Dalam hal ini, jumlah kelebihan pembayaran-pembayaran tersebut
akan tetap dikenakan pajak menurut Undang-undang masing-masing Negara yang
mengadakan kemufakatan, dengan memperhatikan ketentuan-ketentuan lainnya
dalam Persetujuan ini.
Pasal 13
KEUNTUNGAN DARI PEMINDAHTANGANAN HARTA
(1) Keuntungan dari pemindahtanganan harta tak gerak, dapat dikenakan
pajak di Negara yang mengadakan kemufakatan di mana harta itu terletak.
(2) Keuntungan dari pemindahtanganan harta gerak yang merupakan bagian daripada kekayaan perusahaan suatu tempai usaha tetap yang dimiliki oleh suatu perusahaan dari salah satu Negara yang mengadakan kemufakatan, atau dari harta gerak yang termasuk dalam suatu basis tetap yang tersedia bagi seorang penduduk dari salah satu Negara yang mengadakan kemufakatan di Negara lainnya yang mengadakan kemufakatan untuk tujuan pelaksanaan pekerjaan bebas, termasuk di dalamnya keuntungan demikian yang di peroleh dari, pemindahtanganan tempat usaha tetap itu (baik pemindahtanganan secara tersendiri maupun bersama-sama dengan pemindahtangan seluruh perusahaan) ataupun dari pemindahtanganan basis tetap itu, dapat dikenakan pajak di Negara lainnya. Namun demikian, keuntungan yang diperoleh dari pemindahtanganan kapal-kapal dan pesawat udara yang diusahakan dalam lalu lintas internasional dan keuntungan dari harta gerak yang termasuk dalam pengusahaan kapal-kapal dan pesawat udara tersebut hanya akan dikenakan pajak di Negara yang mengadakan kemufakatan di mana atas kekayaan tersebut dapat di kenakan pajak sesuai dengan ketentuan Pasal 22 ayat 3.
(3) Keuntungan dari pemindahtanganan saham-saham suatu badan, yang kekayaannya terutama terdiri dari harta tak gerak yang terletak di salah satu Negara yang mengadakan kemufakatan, dapat dikenakan pajak di Negara tersebut.

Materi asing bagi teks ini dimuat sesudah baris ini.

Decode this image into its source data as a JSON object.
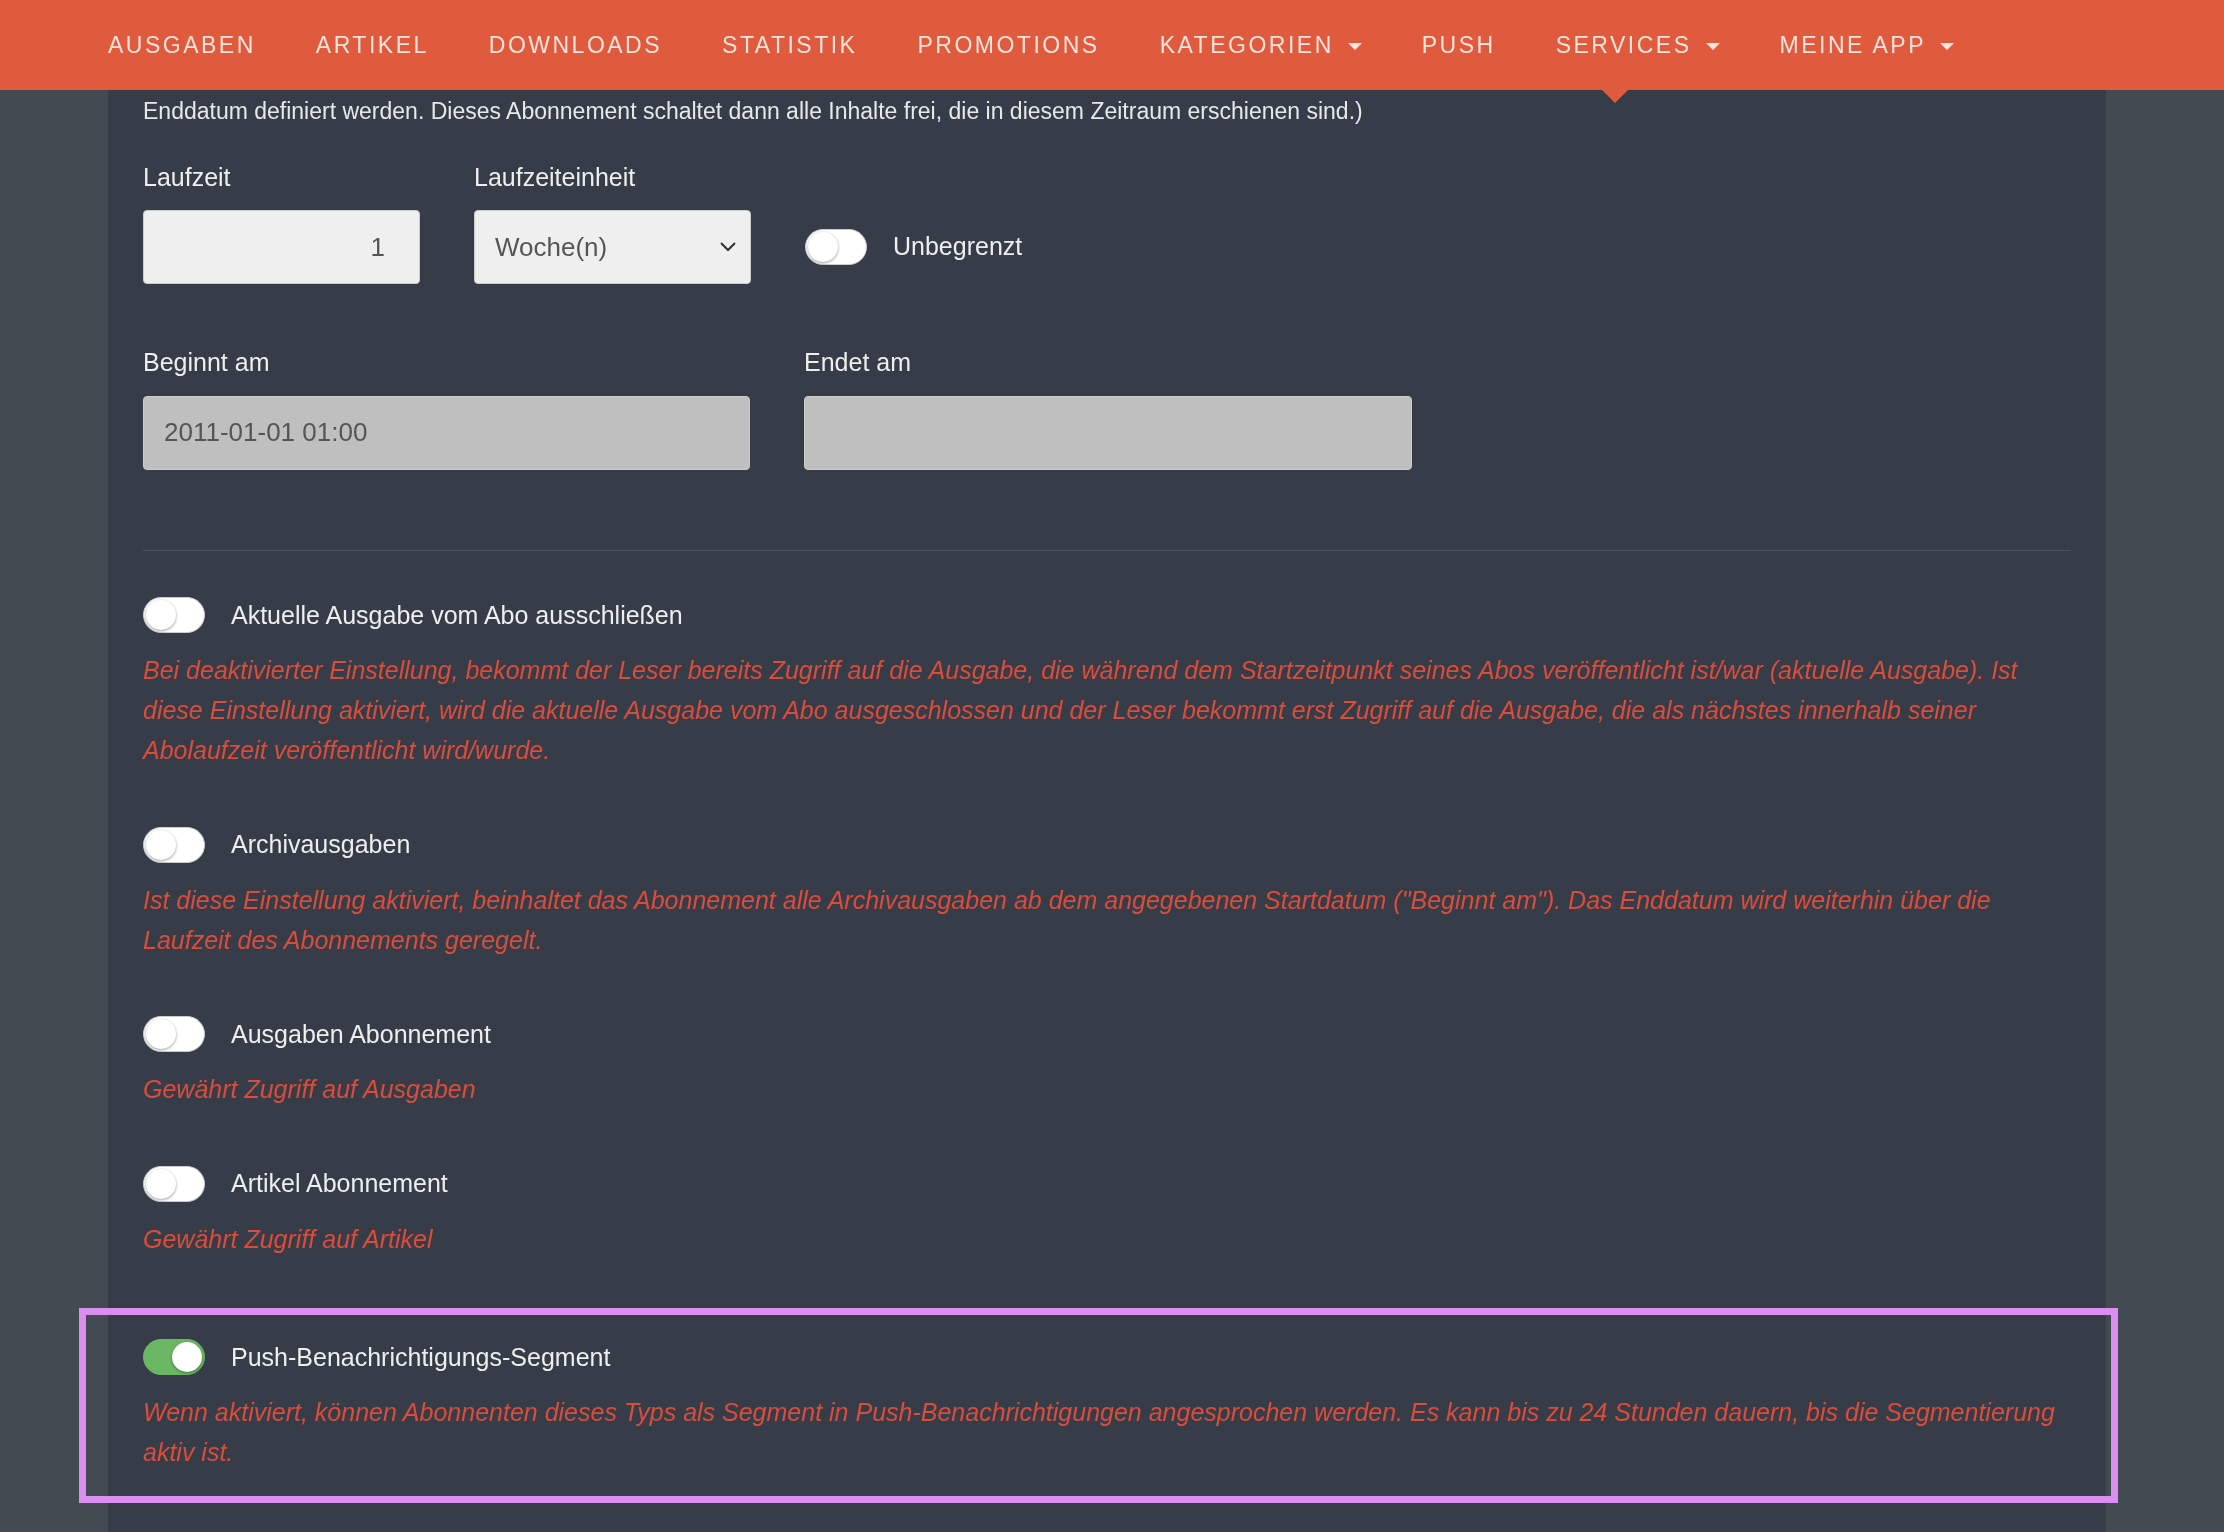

Keuntungan pemindahtanganan suatu kepentingan dalam suatu usaha bersama atau suatu trust yang kekayaannya terutama terdiri dari dari harta tak gerak yang terletak di salah satu Negara yang mengadakan kemufakatan, dapat dikenakan pajak di Negara itu.
(4) Keuntungan dari pemindahtanganan setiap harta lain dari pada yang di sebutkan dalam ayat 1,2 dan 3, hanya akan dikenakan pajak di Negara lainnya yang mengadakan kemufakatan di mana pihak yang memindahtangankan itu merupakan penduduknya.
(5) Ketentuan-ketentuan ayat 4 tidak akan mempengaruhi hak dari kedua
Negara yamg mengadakan kemufakatan untuk mengenakan pajak sesuai dengan
Undang-undang nasionalnya atas keuntungan dari setiap pemindahtanganan
harta yang diperoleh seorang pribadi yang merupakan penduduk dari Negara
lainnya yang mengadakan kemufakatan dan pernah menjadi penduduk dari Negara
yang disebut pertama pada suatu saat selama enam tahun sebelumnya, terhitung
sejak saat pemindahtanganan harat tersebut.
Pasal 14
PEKERJAAN BEBAS
(1) Pendapatan yang diperoleh seorang penduduk salah satu Negara yang
mengadakan kemufakatan sehubungan dengan suatu pekerjaan bebas atau kegiatan-kegiatan
bebas lainnya yang serupa, hanya akan dikenakan pajak di Negara itu, kecuali
jika ia di Negara lainnya yang mengadakan kemufakatan mempunyai suatu basis
tetap yang secara teratur tersedia baginya untuk menjalankan kegiatan-kegiatannya.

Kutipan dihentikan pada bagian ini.